Quatre des plus grands cabinets d’avocats sud-africains poursuivent le gouvernement en justice au sujet des nouvelles règles en matière d’emploi et de propriété privilégiant les Noirs dont l’objectif est de « réparer des décennies d’injustice raciale.» Il s’agit de Deneys (anciennement Norton Rose Fulbright Afrique du Sud), Webber Wentzel, Werksmans et Bowmans. Ils estiment que ces règles relèvent de « l’irrationnel » et le calendrier de leur mise en œuvre est irréaliste.

Les quatre structures qui s’attaquent à la nouvelle réglementation visant à donner plus de poids aux noirs dans le capital des cabinets d’avocats étaient toutes conformes aux règles précédentes. Celles-ci fixent en effet un seuil inférieur d’un peu plus de 25 % de participation noire.

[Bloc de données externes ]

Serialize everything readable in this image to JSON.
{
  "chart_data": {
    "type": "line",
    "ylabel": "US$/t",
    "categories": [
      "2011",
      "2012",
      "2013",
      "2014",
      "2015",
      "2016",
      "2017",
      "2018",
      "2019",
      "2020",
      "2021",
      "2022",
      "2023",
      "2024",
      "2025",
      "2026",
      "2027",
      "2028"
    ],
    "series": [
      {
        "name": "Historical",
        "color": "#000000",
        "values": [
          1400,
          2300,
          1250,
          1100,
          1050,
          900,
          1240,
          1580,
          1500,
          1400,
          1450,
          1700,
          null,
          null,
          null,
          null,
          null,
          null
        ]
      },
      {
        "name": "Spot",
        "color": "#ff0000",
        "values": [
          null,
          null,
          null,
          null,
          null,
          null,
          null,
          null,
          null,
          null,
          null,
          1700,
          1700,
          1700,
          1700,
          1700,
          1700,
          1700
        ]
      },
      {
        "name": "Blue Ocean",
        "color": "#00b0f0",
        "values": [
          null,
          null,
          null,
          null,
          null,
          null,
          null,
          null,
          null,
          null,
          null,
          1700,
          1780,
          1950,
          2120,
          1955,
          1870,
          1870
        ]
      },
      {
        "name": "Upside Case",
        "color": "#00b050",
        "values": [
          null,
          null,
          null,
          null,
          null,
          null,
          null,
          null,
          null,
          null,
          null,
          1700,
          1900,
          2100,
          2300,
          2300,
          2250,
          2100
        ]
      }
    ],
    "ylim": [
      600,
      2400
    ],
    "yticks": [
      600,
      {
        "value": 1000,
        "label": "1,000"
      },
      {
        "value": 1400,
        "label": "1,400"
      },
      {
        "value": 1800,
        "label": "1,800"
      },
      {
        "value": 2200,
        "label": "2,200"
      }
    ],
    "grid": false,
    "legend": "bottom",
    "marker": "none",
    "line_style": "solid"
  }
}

Dans une déclaration commune, Webber Wentzel a indiqué avoir augmenté la part de ses associés noirs de 25 % en 2019 à 38 % en 2026, Werksmans a déclaré avoir augmenté cette part de 20 % à 31 % au cours de la même période, et Bowmans a affirmé avoir maintenu la participation des Noirs entre 25 % et 29 % au cours de la dernière décennie.
Ces cabinets ont fait valoir qu’elles ne pouvaient pas atteindre 50 % en cinq ans, car l’accès à l’association en actions est plus long et doit être fondé sur le mérite. Elles contestent également d’autres aspects de la nouvelle législation du secteur notamment les modifications apportées au système d’évaluation utilisé pour mesurer la conformité aux exigences réglementaires sur la discrimination positive.
Cette affaire survient dans un contexte de surveillance accrue des politiques de discrimination positive qui visent à lutter contre les désavantages que le régime d’apartheid a infligés à la majorité noire du pays. Derrière cette action en justice- qui vise à contraindre le gouvernement à abandonner les nouveaux objectifs- se cachent des tensions entre certains avocats noirs et les majors du secteur du conseil juridique et des cabinets d’avocats d’affaires. En effet, d’anciens salariés de deux des quatre cabinets d’avocats d’affaires du pays ont porté plainte pour discrimination.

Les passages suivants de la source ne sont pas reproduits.